Who Appoints Successor Directors?
How are successor Directors appointed? Who appoints them?
A director (Greg Thomas) on the Board resigned in November 2023. Two directors (Ciara Bates, LaToya Adams) resigned in May 2025.
Who appoints their successors? Does the President (currently, Danny Trapp) appoint them or does the Board of Directors appoint them?
The By-Laws cover this at Art. III A, §7, ¶2
"In the event of the death, disability, or resignation of a director, a vacancy may be declared by the Board, and it may appoint a successor."
"it" means the Board! It is crystal clear that the President does not appoint the successor of a director who resigns.
It is the Board that appoints the successor!
The President might nominate a successor; if he does, then a Second is needed. A Second is not a problem for Danny, because of the composition of the Board.
How does the Board appoint a successor? The Board votes. The Board should only vote in an open, public Board Meeting. The Board should not vote in a pre-board meeting or "executive session" from which the public is excluded.
What happened on July 1st? The Board met in private, after which it announced that William Hill and Noel Weatherbee had been appointed to the Board. There was no vote in public, so that the Members could observe who voted for and who voted against, if anyone.
Because Hill and Weatherbee were not properly nominated and voted on in public, their selection has no legal value. They are not the new directors.
And, because they are not the new directors, they cannot be officers (Secretary or Treasurer).
Even before that discussion and vote, the Board should have addressed the issue of having a person on the Board who is not eligible or qualified. That person should have been removed from the Board.
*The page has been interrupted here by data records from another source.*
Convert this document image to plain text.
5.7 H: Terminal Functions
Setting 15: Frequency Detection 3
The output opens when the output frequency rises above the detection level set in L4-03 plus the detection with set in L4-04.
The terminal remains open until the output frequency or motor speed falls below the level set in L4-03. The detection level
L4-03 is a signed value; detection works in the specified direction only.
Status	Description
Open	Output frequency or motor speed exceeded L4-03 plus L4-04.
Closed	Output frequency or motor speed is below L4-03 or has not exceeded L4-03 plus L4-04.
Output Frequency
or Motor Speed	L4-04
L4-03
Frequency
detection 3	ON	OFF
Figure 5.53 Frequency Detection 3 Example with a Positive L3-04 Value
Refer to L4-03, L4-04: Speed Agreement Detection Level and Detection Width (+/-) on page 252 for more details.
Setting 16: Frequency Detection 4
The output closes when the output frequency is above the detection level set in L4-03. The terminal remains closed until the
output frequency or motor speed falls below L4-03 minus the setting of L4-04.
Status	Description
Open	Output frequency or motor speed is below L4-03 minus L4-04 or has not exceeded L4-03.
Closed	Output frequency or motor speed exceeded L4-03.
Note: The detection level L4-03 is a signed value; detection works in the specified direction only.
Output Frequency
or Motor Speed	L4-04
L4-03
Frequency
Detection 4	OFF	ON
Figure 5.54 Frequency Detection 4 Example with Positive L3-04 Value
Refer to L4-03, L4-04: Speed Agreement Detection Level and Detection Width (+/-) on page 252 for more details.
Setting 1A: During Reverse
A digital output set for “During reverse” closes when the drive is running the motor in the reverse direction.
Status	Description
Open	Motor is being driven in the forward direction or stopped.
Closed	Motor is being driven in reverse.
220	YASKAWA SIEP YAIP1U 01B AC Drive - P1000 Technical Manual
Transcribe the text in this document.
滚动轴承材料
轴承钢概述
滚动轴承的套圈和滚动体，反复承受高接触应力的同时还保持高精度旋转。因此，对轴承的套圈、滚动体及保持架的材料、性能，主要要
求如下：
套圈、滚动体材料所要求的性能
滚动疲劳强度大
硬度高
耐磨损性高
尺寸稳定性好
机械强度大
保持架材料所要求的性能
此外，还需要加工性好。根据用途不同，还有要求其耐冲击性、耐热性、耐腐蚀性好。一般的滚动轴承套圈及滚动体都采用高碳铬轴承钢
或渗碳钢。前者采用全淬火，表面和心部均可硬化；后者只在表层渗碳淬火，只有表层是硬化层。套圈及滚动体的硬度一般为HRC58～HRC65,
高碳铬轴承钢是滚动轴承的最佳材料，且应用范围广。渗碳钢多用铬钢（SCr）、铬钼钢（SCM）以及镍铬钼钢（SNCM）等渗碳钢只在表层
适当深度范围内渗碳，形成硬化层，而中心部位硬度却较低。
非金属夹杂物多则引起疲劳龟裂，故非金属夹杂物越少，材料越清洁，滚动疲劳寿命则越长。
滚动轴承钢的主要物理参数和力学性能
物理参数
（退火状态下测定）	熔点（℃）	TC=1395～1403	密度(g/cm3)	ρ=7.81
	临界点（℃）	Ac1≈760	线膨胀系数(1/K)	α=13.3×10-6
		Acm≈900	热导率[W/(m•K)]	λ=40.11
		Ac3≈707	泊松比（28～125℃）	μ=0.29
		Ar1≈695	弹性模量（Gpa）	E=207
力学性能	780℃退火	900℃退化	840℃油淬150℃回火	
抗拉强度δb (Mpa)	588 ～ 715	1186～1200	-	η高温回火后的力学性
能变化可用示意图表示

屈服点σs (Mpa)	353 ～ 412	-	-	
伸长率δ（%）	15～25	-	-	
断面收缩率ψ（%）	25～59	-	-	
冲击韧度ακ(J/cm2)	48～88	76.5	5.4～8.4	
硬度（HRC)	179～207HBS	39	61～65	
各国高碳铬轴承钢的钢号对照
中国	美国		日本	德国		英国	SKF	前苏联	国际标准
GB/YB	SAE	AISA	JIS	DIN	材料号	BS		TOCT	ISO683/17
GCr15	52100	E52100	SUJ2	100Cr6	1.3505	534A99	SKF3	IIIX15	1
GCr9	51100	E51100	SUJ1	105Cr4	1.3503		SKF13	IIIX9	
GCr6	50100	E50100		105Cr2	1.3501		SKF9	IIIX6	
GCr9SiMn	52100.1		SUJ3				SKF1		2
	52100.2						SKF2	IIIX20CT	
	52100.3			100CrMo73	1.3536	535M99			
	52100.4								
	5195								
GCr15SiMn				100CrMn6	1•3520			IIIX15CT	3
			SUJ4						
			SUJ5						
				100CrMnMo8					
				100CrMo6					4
Then there would be only four left on the Board (Trapp (2023-2025), Holmes (2024-2026), Bryant (2023-2025), and Pollin (2023-2025)).
Any nominee who would not be a good director on the Board would be blocked with a 2-2 vote. A tie-vote fails. The Board does not need allegiances, deals, followers, indecisive, or quiet-as-a-mouse directors.
The Board needs strong, knowledgeable, experienced, independent decision-makers who will make decisions for the benefit of 2,480 homeowners and who will comply with the CC&Rs, By-Laws, and published Guides such as the PRM.
The Board must now appoint directors (two or three) by following good business principles. Then it must properly elect a Secretary and a Treasurer. This must be done in public.